How many times do students use the digital assistant on average per game depending on the groups?

In [None]:
# Filter only groups B and C
groups_BC_interaction = interaction_data[
    interaction_data[int_const.GROUP_ID_DATA_KEY].isin([int_const.GROUP_B, int_const.GROUP_C])
]

# Filter only assistant help received events
assistant_calls = groups_BC_interaction[
    (groups_BC_interaction[int_const.ACTION_DATA_KEY] == int_const.RECEIVED_ACTION) &
    (groups_BC_interaction[int_const.OBJECT_DATA_KEY] == int_const.ASSISTANT_HELP_OBJECT)
].copy()

# Get all game_id for groups B and C
all_games = groups_BC_interaction[[int_const.GROUP_ID_DATA_KEY, int_const.GAME_ID_DATA_KEY]].drop_duplicates()

# Count number of assistant calls per game
calls_count = assistant_calls.groupby([int_const.GROUP_ID_DATA_KEY, int_const.GAME_ID_DATA_KEY]).size().reset_index(name='num_calls')

# Merge with all games to include games with 0 calls
calls_per_game_group = pd.merge(all_games, calls_count, on=[int_const.GROUP_ID_DATA_KEY, int_const.GAME_ID_DATA_KEY], how='left')

# Replace NaN (games with no calls) by 0
calls_per_game_group['num_calls'] = calls_per_game_group['num_calls'].fillna(0).astype(int)

# Export to Excel for debug
calls_per_game_group.to_excel("../debug/debug_calls_to_assistant_per_game.xlsx")


# Separate B and C
calls_B = calls_per_game_group[calls_per_game_group['group_id'] == 'B']['num_calls']
calls_C = calls_per_game_group[calls_per_game_group['group_id'] == 'C']['num_calls']

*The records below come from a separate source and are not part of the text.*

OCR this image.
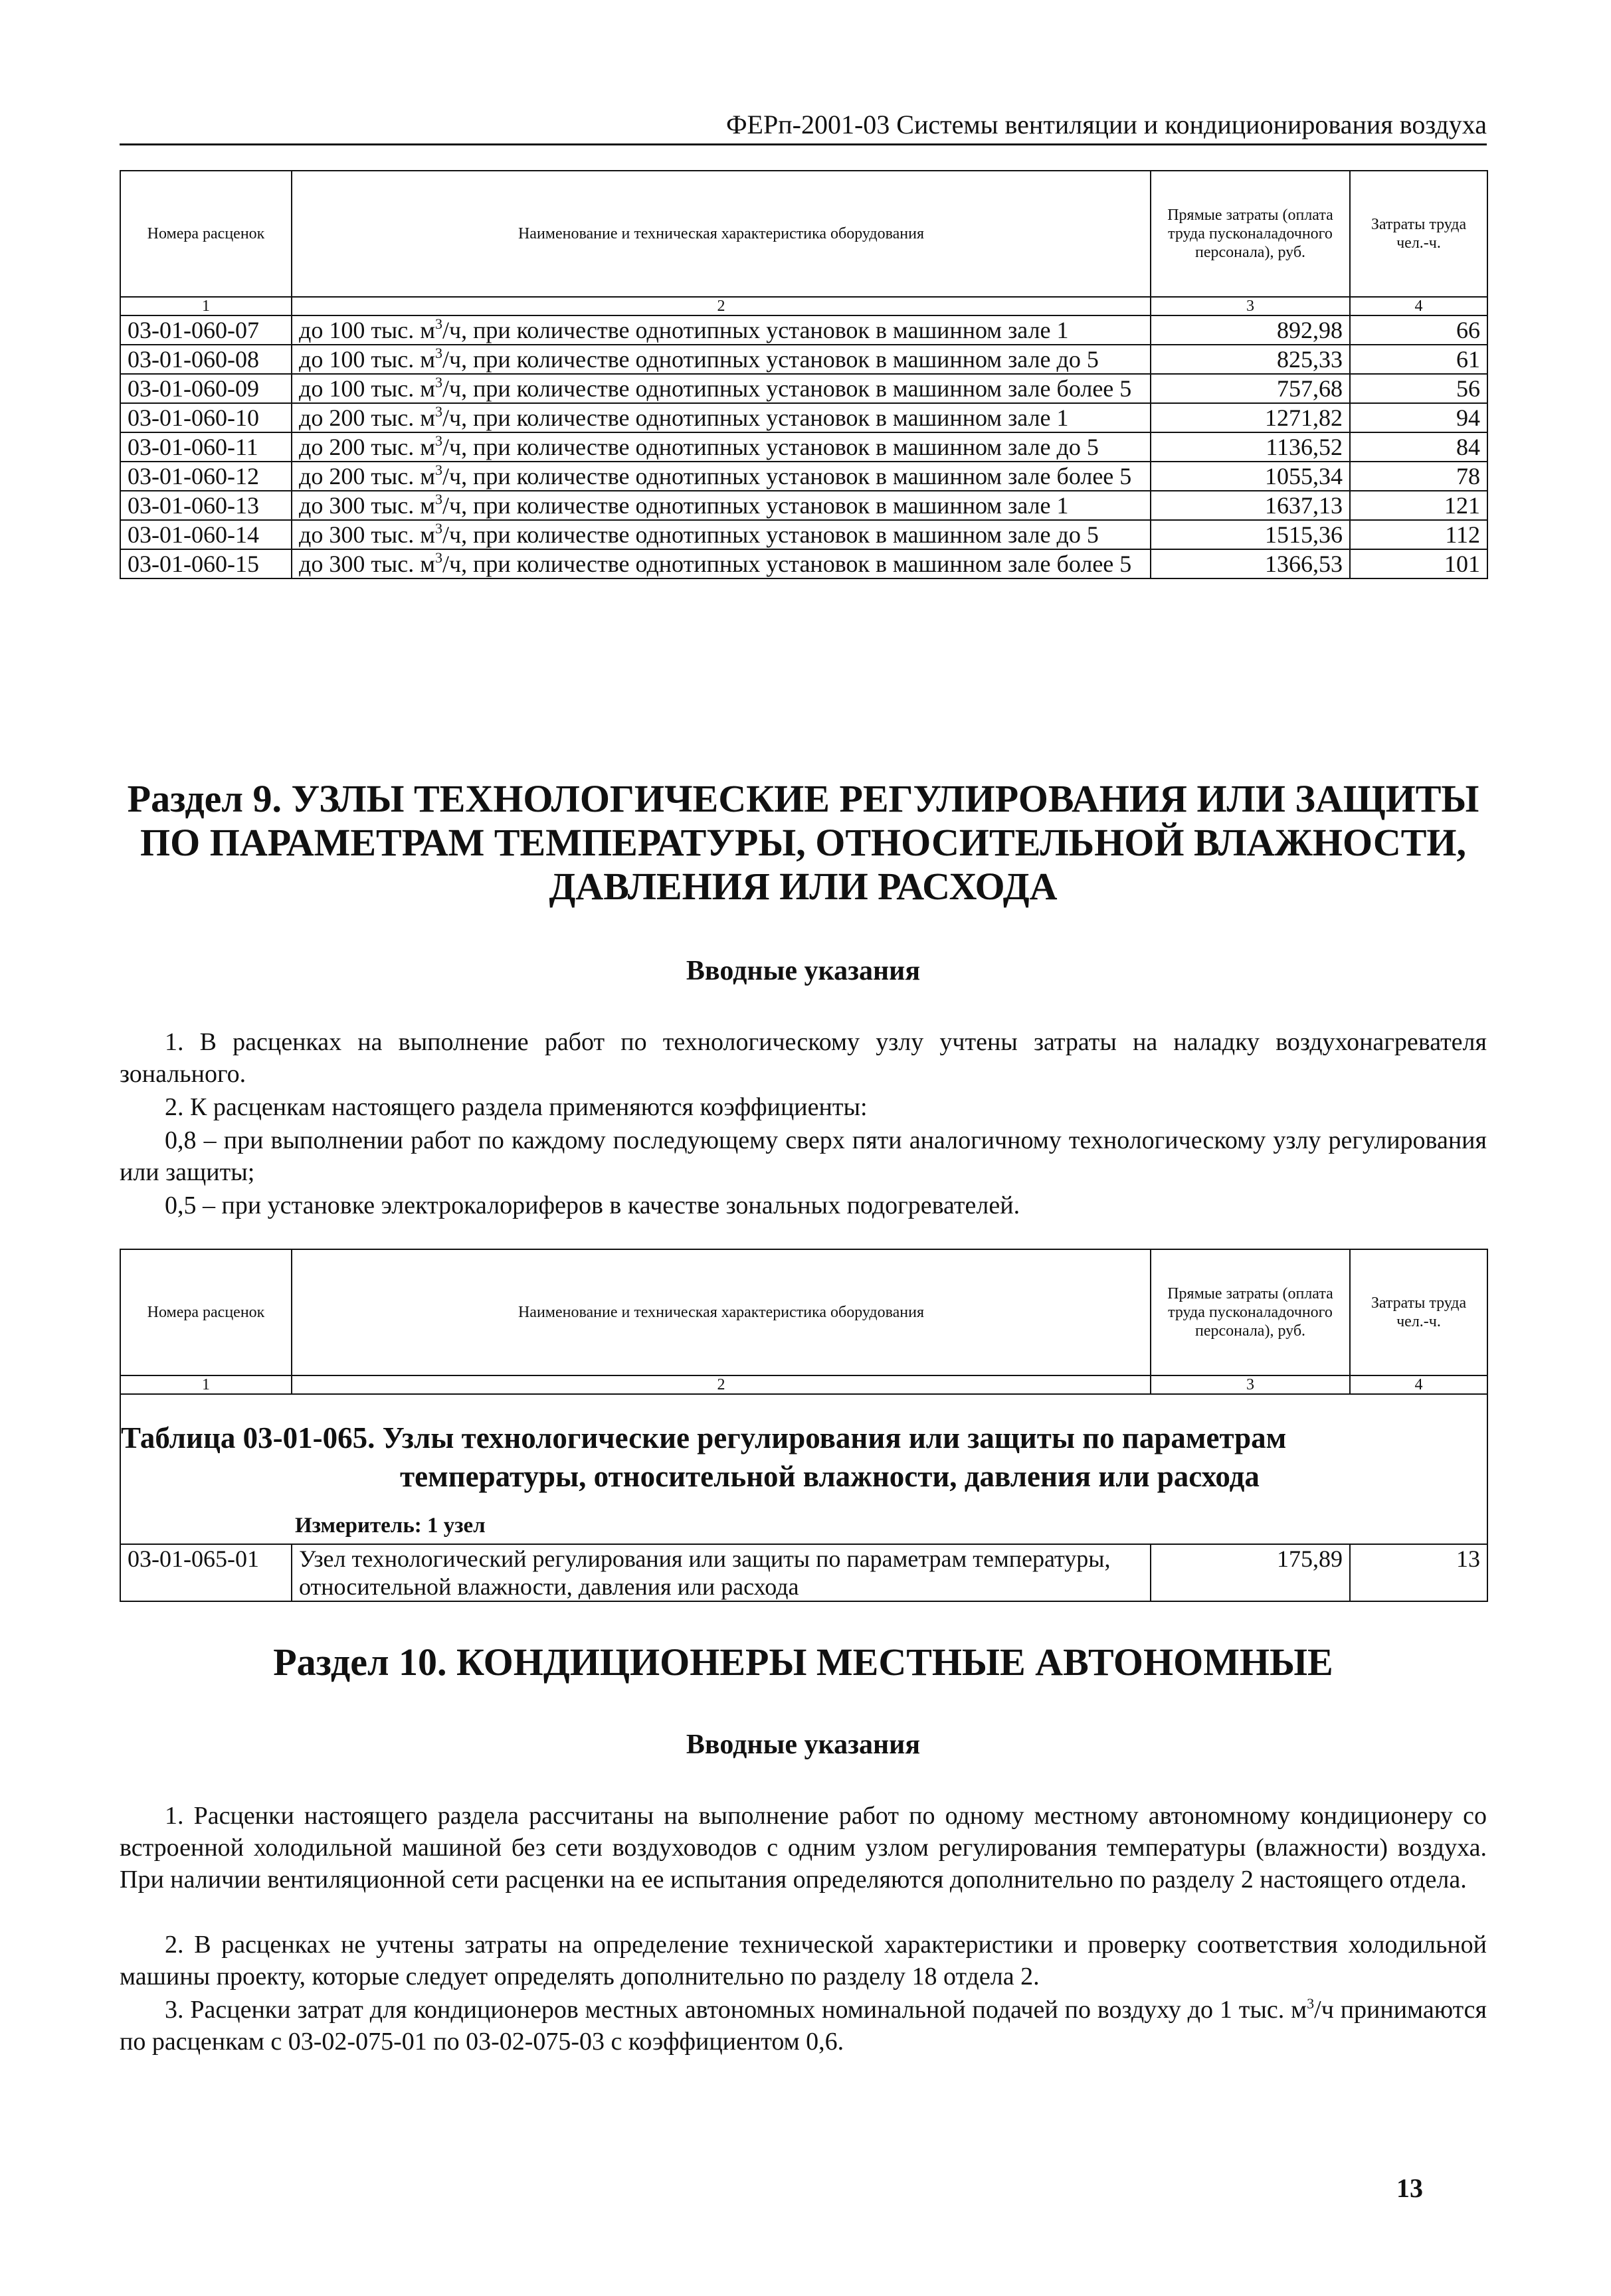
ФЕРп-2001-03 Системы вентиляции и кондиционирования воздуха
Номера расценок	Наименование и техническая характеристика оборудования	Прямые затраты (оплата труда пусконаладочного персонала), руб.	Затраты труда чел.-ч.
1	2	3	4
03-01-060-07	до 100 тыс. $м^3/ч$, при количестве однотипных установок в машинном зале 1	892,98	66
03-01-060-08	до 100 тыс. $м^3/ч$, при количестве однотипных установок в машинном зале до 5	825,33	61
03-01-060-09	до 100 тыс. $м^3/ч$, при количестве однотипных установок в машинном зале более 5	757,68	56
03-01-060-10	до 200 тыс. $м^3/ч$, при количестве однотипных установок в машинном зале 1	1271,82	94
03-01-060-11	до 200 тыс. $м^3/ч$, при количестве однотипных установок в машинном зале до 5	1136,52	84
03-01-060-12	до 200 тыс. $м^3/ч$, при количестве однотипных установок в машинном зале более 5	1055,34	78
03-01-060-13	до 300 тыс. $м^3/ч$, при количестве однотипных установок в машинном зале 1	1637,13	121
03-01-060-14	до 300 тыс. $м^3/ч$, при количестве однотипных установок в машинном зале до 5	1515,36	112
03-01-060-15	до 300 тыс. $м^3/ч$, при количестве однотипных установок в машинном зале более 5	1366,53	101
Раздел 9. УЗЛЫ ТЕХНОЛОГИЧЕСКИЕ РЕГУЛИРОВАНИЯ ИЛИ ЗАЩИТЫ ПО ПАРАМЕТРАМ ТЕМПЕРАТУРЫ, ОТНОСИТЕЛЬНОЙ ВЛАЖНОСТИ, ДАВЛЕНИЯ ИЛИ РАСХОДА
Вводные указания
1. В расценках на выполнение работ по технологическому узлу учтены затраты на наладку воздухонагревателя зонального.
2. К расценкам настоящего раздела применяются коэффициенты:
0,8 – при выполнении работ по каждому последующему сверх пяти аналогичному технологическому узлу регулирования или защиты;
0,5 – при установке электрокалориферов в качестве зональных подогревателей.
Номера расценок	Наименование и техническая характеристика оборудования	Прямые затраты (оплата труда пусконаладочного персонала), руб.	Затраты труда чел.-ч.
1	2	3	4

Таблица 03-01-065. Узлы технологические регулирования или защиты по параметрам
температуры, относительной влажности, давления или расхода
Измеритель: 1 узел			

03-01-065-01	Узел технологический регулирования или защиты по параметрам температуры, относительной влажности, давления или расхода	175,89	13
Раздел 10. КОНДИЦИОНЕРЫ МЕСТНЫЕ АВТОНОМНЫЕ
Вводные указания
1. Расценки настоящего раздела рассчитаны на выполнение работ по одному местному автономному кондиционеру со встроенной холодильной машиной без сети воздуховодов с одним узлом регулирования температуры (влажности) воздуха. При наличии вентиляционной сети расценки на ее испытания определяются дополнительно по разделу 2 настоящего отдела.
2. В расценках не учтены затраты на определение технической характеристики и проверку соответствия холодильной машины проекту, которые следует определять дополнительно по разделу 18 отдела 2.
3. Расценки затрат для кондиционеров местных автономных номинальной подачей по воздуху до 1 тыс. $м^3/ч$ принимаются по расценкам с 03-02-075-01 по 03-02-075-03 с коэффициентом 0,6.
13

# Combine B + C if desired
calls_BC = pd.concat([calls_B, calls_C])

# Descriptive statistics
mean_B = calls_B.mean()
std_B = calls_B.std()
mean_C = calls_C.mean()
std_C = calls_C.std()

difference_BC = mean_B - mean_C
percent_reduction = (difference_BC / mean_B) * 100

print("=== DESCRIPTIVE STATISTICS ===")
print(f"Group B (n={len(calls_B)}): M = {mean_B:.2f}, SD = {std_B:.2f}")
print(f"Group C (n={len(calls_C)}): M = {mean_C:.2f}, SD = {std_C:.2f}")
print(f".   Difference (B - C): {difference_BC:.2f}")
print(f".   Percent reduction from B to C: {percent_reduction:.2f}%")

alpha = 0.05
# Normality tests
print("\n=== NORMALITY TESTS (Shapiro-Wilk) ===")
shapiro_B = stats.shapiro(calls_B)
shapiro_C = stats.shapiro(calls_C)
print(f"Group B: p-value = {shapiro_B.pvalue:.4f} -> {'normally distributed' if shapiro_B.pvalue >= alpha else 'not normally distributed'}")
print(f"Group C: p-value = {shapiro_C.pvalue:.4f} -> {'normally distributed' if shapiro_C.pvalue >= alpha else 'not normally distributed'}")

# Levene test for equal variances
print(f"\n=== HOMOGENEITY OF VARIANCES (Levene) ===")
levene_p = stats.levene(calls_B, calls_C).pvalue
print(f"Levene p-value = {levene_p:.4f} -> {'variances are similar' if levene_p >= alpha else 'variances differ'}")

print(f"\n=== TEST RESULTS ===")
# Choose statistical test
normal_B = shapiro_B.pvalue >= alpha
normal_C = shapiro_C.pvalue >= alpha
equal_var = levene_p >= alpha


if normal_B and normal_C and equal_var:
    print("Using independent t-test (parametric)")
    stat, p_value = stats.ttest_ind(calls_B, calls_C, equal_var=True)
else:
    print("Using Mann-Whitney U test (non-parametric)")
    stat, p_value = stats.mannwhitneyu(calls_B, calls_C, alternative='two-sided')

print(f"Test statistic = {stat:.4f}")
print(f"P-value = {p_value:.4f}")

if p_value < alpha:
    print(f"SIGNIFICANT difference: p = {p_value:.4f} < {alpha}")
else:
    print(f"No significant difference: p = {p_value:.4f} >= {alpha}")